April 28, 1994
Digest: A judge who appointed an attorney guardian in a competency proceeding may also retain the same attorney to represent an estate in which the judge is both co-fiduciary and co-beneficiary where there is no appearance of impropriety and where the two matters are totally unrelated. The judge should not act on the fixing of fees of the attorney even if such fees are not challenged.
Rules: 22 NYCRR 100.2 and 100.5(d), Opinion 91-20, Vol. VII
A judge inquires as to the propriety of appointing an attorney guardian in a competency proceeding and also retaining the same attorney to represent an estate in which the judge is both co-fiduciary and co-beneficiary. The judge states that the two matters are totally unrelated.

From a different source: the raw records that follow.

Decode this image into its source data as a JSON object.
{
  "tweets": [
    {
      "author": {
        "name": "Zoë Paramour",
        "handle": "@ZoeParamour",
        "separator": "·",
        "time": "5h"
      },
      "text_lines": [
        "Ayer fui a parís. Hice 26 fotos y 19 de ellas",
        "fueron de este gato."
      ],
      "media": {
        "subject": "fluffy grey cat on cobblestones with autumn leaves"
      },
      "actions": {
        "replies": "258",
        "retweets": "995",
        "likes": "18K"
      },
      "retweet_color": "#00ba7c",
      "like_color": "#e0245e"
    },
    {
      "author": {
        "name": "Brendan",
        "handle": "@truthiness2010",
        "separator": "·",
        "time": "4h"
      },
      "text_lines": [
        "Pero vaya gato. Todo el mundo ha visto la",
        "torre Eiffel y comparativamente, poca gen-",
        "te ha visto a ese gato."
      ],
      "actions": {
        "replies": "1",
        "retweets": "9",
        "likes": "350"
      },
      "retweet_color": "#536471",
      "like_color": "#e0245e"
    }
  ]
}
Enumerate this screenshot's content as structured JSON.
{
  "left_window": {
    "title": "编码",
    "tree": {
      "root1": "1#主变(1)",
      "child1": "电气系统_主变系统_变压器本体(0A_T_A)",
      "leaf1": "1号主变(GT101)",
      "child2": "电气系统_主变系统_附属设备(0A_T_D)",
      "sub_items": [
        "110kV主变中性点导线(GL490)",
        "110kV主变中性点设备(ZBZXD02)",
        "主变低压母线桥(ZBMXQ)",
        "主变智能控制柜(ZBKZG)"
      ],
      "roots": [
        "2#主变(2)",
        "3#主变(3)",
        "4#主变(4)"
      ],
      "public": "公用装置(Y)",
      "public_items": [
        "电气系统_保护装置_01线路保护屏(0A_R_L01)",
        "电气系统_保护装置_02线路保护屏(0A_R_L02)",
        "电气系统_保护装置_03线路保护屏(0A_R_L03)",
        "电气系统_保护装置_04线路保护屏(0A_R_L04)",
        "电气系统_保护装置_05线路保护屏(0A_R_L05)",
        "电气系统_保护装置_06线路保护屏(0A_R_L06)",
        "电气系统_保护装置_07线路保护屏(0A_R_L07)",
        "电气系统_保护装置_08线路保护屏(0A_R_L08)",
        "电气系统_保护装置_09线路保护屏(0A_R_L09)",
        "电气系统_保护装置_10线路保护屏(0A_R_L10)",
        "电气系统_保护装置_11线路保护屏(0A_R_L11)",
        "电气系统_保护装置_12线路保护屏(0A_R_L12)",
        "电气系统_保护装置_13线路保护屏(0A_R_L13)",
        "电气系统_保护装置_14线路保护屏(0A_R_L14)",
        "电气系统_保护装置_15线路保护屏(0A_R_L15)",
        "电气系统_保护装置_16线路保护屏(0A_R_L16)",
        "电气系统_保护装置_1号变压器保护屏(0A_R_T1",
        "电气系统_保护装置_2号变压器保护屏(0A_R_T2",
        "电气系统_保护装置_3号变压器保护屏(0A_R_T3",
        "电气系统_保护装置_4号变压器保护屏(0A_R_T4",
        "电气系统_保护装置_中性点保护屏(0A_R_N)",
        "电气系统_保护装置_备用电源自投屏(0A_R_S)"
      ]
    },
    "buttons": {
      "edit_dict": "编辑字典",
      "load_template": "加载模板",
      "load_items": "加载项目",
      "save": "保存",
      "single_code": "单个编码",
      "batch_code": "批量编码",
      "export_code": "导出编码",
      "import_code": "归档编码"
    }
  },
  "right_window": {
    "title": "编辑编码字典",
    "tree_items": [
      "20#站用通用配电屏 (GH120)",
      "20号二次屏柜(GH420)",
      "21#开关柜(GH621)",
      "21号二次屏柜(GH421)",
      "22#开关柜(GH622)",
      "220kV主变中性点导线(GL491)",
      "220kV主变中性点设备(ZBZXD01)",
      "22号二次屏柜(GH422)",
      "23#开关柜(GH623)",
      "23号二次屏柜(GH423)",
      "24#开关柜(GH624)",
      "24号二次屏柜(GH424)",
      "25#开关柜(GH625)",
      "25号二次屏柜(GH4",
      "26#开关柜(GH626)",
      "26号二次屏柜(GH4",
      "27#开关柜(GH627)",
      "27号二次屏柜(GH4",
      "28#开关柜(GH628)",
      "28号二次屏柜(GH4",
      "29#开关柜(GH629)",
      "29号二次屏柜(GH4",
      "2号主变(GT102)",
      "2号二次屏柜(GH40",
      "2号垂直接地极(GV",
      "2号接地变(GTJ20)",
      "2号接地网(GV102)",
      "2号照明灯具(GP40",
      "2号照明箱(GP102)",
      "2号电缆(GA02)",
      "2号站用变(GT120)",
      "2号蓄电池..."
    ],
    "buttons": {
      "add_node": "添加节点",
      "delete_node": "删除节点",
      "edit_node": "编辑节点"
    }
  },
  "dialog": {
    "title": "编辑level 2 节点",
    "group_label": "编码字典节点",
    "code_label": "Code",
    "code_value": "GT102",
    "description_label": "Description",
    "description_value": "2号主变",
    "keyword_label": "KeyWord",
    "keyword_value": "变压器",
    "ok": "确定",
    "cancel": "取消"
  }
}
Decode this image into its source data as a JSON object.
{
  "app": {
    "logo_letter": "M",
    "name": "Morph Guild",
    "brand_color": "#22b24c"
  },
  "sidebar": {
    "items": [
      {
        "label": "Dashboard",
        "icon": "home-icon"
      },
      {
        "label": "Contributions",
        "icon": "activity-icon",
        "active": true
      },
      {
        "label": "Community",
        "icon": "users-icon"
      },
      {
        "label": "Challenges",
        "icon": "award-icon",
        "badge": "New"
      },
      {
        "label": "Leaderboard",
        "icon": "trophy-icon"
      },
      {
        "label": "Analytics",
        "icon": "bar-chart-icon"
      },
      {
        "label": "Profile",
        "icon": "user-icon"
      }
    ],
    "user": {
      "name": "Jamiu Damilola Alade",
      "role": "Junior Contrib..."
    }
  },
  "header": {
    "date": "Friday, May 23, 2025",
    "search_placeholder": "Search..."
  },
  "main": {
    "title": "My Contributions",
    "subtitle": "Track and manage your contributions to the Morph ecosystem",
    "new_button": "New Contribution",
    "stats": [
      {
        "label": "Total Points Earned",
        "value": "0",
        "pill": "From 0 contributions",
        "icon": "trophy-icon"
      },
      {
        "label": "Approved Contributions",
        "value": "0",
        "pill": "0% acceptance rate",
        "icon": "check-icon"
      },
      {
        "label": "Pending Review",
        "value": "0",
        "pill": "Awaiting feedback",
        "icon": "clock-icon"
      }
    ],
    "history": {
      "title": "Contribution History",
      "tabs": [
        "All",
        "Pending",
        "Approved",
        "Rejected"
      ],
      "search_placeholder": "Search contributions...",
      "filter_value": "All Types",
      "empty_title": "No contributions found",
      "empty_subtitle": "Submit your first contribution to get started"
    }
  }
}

The attorney was appointed guardian by reason of his prior experience and special skill and is extremely qualified to serve in that capacity. The judge will exercise recusal should there be objections to the guardian's fee.
The judge is also a 50% residuary beneficiary of a modest estate and is named co-fiduciary with the spouse of the beneficiary of the remaining 50%. No contest of the will or other litigation is anticipated. Both fiduciaries signed a retainer agreement to pay full fees at the firm's usual billing rates.
The judge requests an opinion of the propriety of participation in both matters.
A judge must at all times avoid impropriety or the appearance thereof (22 NYCRR 100.2). The appearance of impropriety could superficially result from the dual proceedings. However, the attendant circumstances, namely: unrelated matters; recusal if a challenge to guardian's commissions and allowances; a modest estate wherein the judge is both co-fiduciary and co-beneficiary; full counsel fees at customary rates; and absence of litigation, all militate against impropriety.
Accordingly, the Committee concludes that there is no impropriety arising from the stated relationships. The attorney may act as guardian in the competency proceeding and also in representing the estate. However, the judge may not act on the fixing of the fees of the guardian even if the amount sought is not challenged. The attorney is the guardian of an incompetent and by virtue thereof it is not possible to obtain full and informed consent as to the guardian's fee.
Moreover, should the attorney subsequently appear before the judge in behalf of another client while still representing the estate the judge must recuse him/herself.
Further, should the attorney subsequently appear before the judge in behalf of another client after his representation of the estate is completed, the judge must make disclosure for two years thereafter. (See Opinion 91-10, Vol. VII.)
In concluding that the judge may act as co-fiduciary in the estate the Committee assumes the judge has obtained the approval of the Chief Adminiatrator of the Courts if required by 22 NYCRR 100.5(d)(2).